Ahead of arriving in the United States, Turdakun described the conditions of his detention, brutal interrogations and forced medical procedures in a series of video interviews recorded by Conor Healy, government director at video surveillance news site IPVM. In December, Healy met Turdakun and his family in Kyrgyzstan where they had been for the past year, to help them obtain their immigration paperwork onward to the United States, amid fears that the Kyrgyz authorities could deport the family back to China, Healy told TechCrunch.

In one of the video interviews shared with TechCrunch, Healy showed Turdakun a photo of Hikvision’s logo, which the former prisoner immediately recognized, saying that it was the same logo on the cameras in the cells in the detention camp and littered throughout the city.

Speaking with TechCrunch on Tuesday, Turdakun described the cells where he would be held with two dozen other prisoners for months at a time and how the cameras, all branded with Hikvision logos, were “always on and watching,” he said. If the cameras saw anyone speak, a booming voice would tell them not to talk.

He described how the detainees would spend hours in silence, enforced by the cameras, and they would have little other human contact outside of the cells for extended periods; often the door would stay shut for long timespans and food would be pushed through a slot in the door. Even to move just a few feet to use the hole-shaped toilet that he described, you would still need to raise your hand and ask for permission “because of the cameras watching, always,” Turdakun said.

Turdakun was released in November 2018 on terms similar to house arrest, where he would be monitored around the clock from the GPS tracker on his wrist that could only be unlocked with a special key. Although he was allowed to leave his house and travel around his small city, he described constant harassment from the authorities.

“Every time,” he stressed when asked again.

“The cameras would see me and send off alarms,” he said, describing the use of facial recognition across his neighborhood. “The cameras are about [6 feet] in height — also Hikvision — and they’re on every sidewalk,” he said. “There are so many of them, they don’t need to change the directions of the cameras. It doesn’t matter how long the road is, even the shortest road will have cameras. The whole entire city has cameras watching.”
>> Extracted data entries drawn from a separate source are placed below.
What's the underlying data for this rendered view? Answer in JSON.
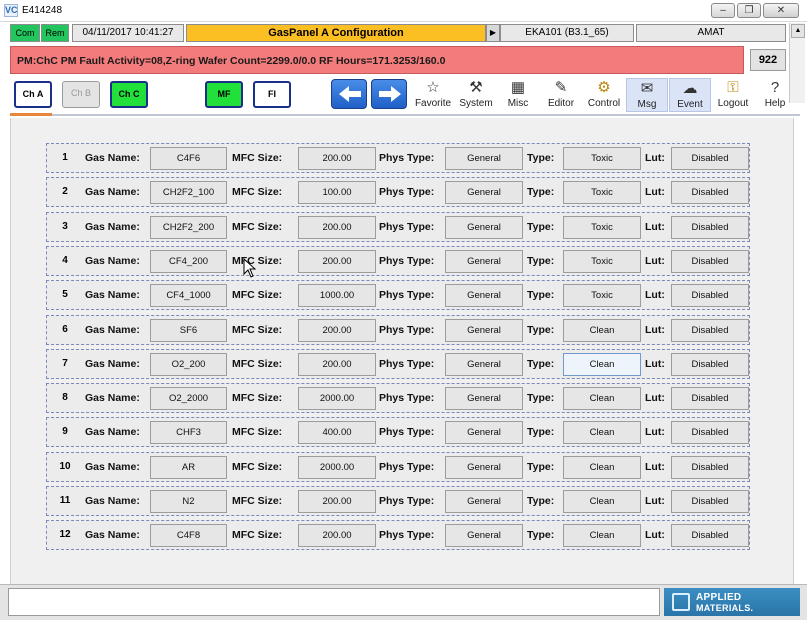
{
  "window": {
    "title": "E414248",
    "app_icon": "VC"
  },
  "status": {
    "com": "Com",
    "rem": "Rem",
    "datetime": "04/11/2017 10:41:27",
    "panel_title": "GasPanel A  Configuration",
    "tool_id": "EKA101 (B3.1_65)",
    "vendor": "AMAT"
  },
  "fault": {
    "message": "PM:ChC PM Fault Activity=08,Z-ring Wafer Count=2299.0/0.0 RF Hours=171.3253/160.0",
    "count": "922"
  },
  "toolbar": {
    "chambers": [
      "Ch A",
      "Ch B",
      "Ch C"
    ],
    "mf": "MF",
    "fi": "FI",
    "tools": [
      {
        "label": "Favorite",
        "icon": "star-icon"
      },
      {
        "label": "System",
        "icon": "tools-icon"
      },
      {
        "label": "Misc",
        "icon": "misc-icon"
      },
      {
        "label": "Editor",
        "icon": "editor-icon"
      },
      {
        "label": "Control",
        "icon": "control-icon"
      },
      {
        "label": "Msg",
        "icon": "message-icon"
      },
      {
        "label": "Event",
        "icon": "event-icon"
      },
      {
        "label": "Logout",
        "icon": "key-icon"
      },
      {
        "label": "Help",
        "icon": "help-icon"
      }
    ]
  },
  "labels": {
    "gas_name": "Gas Name:",
    "mfc_size": "MFC Size:",
    "phys_type": "Phys Type:",
    "type": "Type:",
    "lut": "Lut:"
  },
  "gases": [
    {
      "num": "1",
      "name": "C4F6",
      "mfc": "200.00",
      "phys": "General",
      "type": "Toxic",
      "lut": "Disabled"
    },
    {
      "num": "2",
      "name": "CH2F2_100",
      "mfc": "100.00",
      "phys": "General",
      "type": "Toxic",
      "lut": "Disabled"
    },
    {
      "num": "3",
      "name": "CH2F2_200",
      "mfc": "200.00",
      "phys": "General",
      "type": "Toxic",
      "lut": "Disabled"
    },
    {
      "num": "4",
      "name": "CF4_200",
      "mfc": "200.00",
      "phys": "General",
      "type": "Toxic",
      "lut": "Disabled"
    },
    {
      "num": "5",
      "name": "CF4_1000",
      "mfc": "1000.00",
      "phys": "General",
      "type": "Toxic",
      "lut": "Disabled"
    },
    {
      "num": "6",
      "name": "SF6",
      "mfc": "200.00",
      "phys": "General",
      "type": "Clean",
      "lut": "Disabled"
    },
    {
      "num": "7",
      "name": "O2_200",
      "mfc": "200.00",
      "phys": "General",
      "type": "Clean",
      "lut": "Disabled"
    },
    {
      "num": "8",
      "name": "O2_2000",
      "mfc": "2000.00",
      "phys": "General",
      "type": "Clean",
      "lut": "Disabled"
    },
    {
      "num": "9",
      "name": "CHF3",
      "mfc": "400.00",
      "phys": "General",
      "type": "Clean",
      "lut": "Disabled"
    },
    {
      "num": "10",
      "name": "AR",
      "mfc": "2000.00",
      "phys": "General",
      "type": "Clean",
      "lut": "Disabled"
    },
    {
      "num": "11",
      "name": "N2",
      "mfc": "200.00",
      "phys": "General",
      "type": "Clean",
      "lut": "Disabled"
    },
    {
      "num": "12",
      "name": "C4F8",
      "mfc": "200.00",
      "phys": "General",
      "type": "Clean",
      "lut": "Disabled"
    }
  ],
  "footer": {
    "logo_line1": "APPLIED",
    "logo_line2": "MATERIALS."
  }
}
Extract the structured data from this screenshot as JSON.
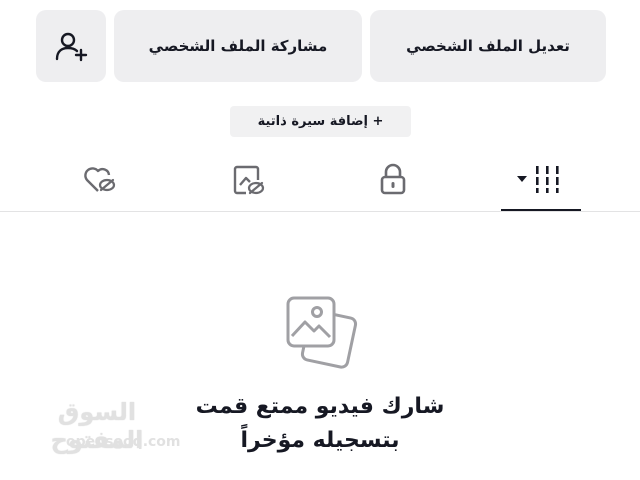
{
  "buttons": {
    "edit_profile": "تعديل الملف الشخصي",
    "share_profile": "مشاركة الملف الشخصي"
  },
  "add_bio": "+ إضافة سيرة ذاتية",
  "tabs": [
    {
      "name": "videos",
      "icon": "grid-columns-icon",
      "selected": true
    },
    {
      "name": "private",
      "icon": "lock-icon"
    },
    {
      "name": "reposts",
      "icon": "image-hidden-icon"
    },
    {
      "name": "liked",
      "icon": "heart-hidden-icon"
    }
  ],
  "empty_state": {
    "line1": "شارك فيديو ممتع قمت",
    "line2": "بتسجيله مؤخراً",
    "icon": "photos-icon"
  },
  "watermark": {
    "arabic": "السوق المفتوح",
    "latin": "opensooq.com"
  },
  "colors": {
    "button_bg": "#eeeef0",
    "text": "#161823",
    "icon_gray": "#a0a0a4",
    "divider": "#e3e3e4"
  }
}
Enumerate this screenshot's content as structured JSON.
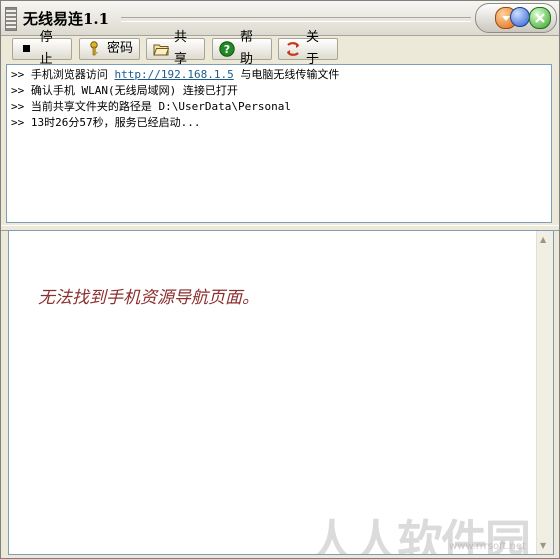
{
  "window": {
    "title": "无线易连1.1"
  },
  "toolbar": {
    "stop_label": "停止",
    "password_label": "密码",
    "share_label": "共享",
    "help_label": "帮助",
    "about_label": "关于"
  },
  "log": {
    "prefix": ">>",
    "lines": [
      {
        "text_before": "手机浏览器访问",
        "link": "http://192.168.1.5",
        "text_after": "与电脑无线传输文件"
      },
      {
        "text": "确认手机 WLAN(无线局域网) 连接已打开"
      },
      {
        "text": "当前共享文件夹的路径是 D:\\UserData\\Personal"
      },
      {
        "text": "13时26分57秒，服务已经启动..."
      }
    ]
  },
  "browser": {
    "message": "无法找到手机资源导航页面。"
  },
  "watermark": {
    "text": "人人软件园",
    "url": "www.rrrsoft.net"
  },
  "colors": {
    "message": "#8b2e2e",
    "link": "#1c5c8a"
  }
}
TechCrunch could not independently verify Turdakun’s account, which is consistent with other, albeit rare accounts from survivors of Xinjiang detention camps. During the interview, Turdakun showed a sketch that he drew mapping the layout of the detention camp, which corresponds with satellite imagery of the camp where he was held.

In an emailed statement sent via a public relations firm specializing in crisis management, Hikvision said it “takes all reports regarding human rights very seriously,” but declined to provide a company spokesperson’s name.

Liu Pengyu, a spokesperson for the Chinese Embassy in Washington, D.C., denied the allegations in an emailed statement.

Human rights lawyers say the former prisoner’s testimony will provide important evidence for the case filed with the International Criminal Court in The Hague. U.K. attorney Rodney Dixon, who is leading the team of lawyers compiling evidence of human rights abuses by China, said in a letter supporting Turdakun’s advance parole that it was “vital” for him to testify in future proceedings.

Turdakun told TechCrunch that he wants more people to know about the conditions in Xinjiang.

“Coming to America and being at peace and safe has been a goal for our family for a long time,” he said.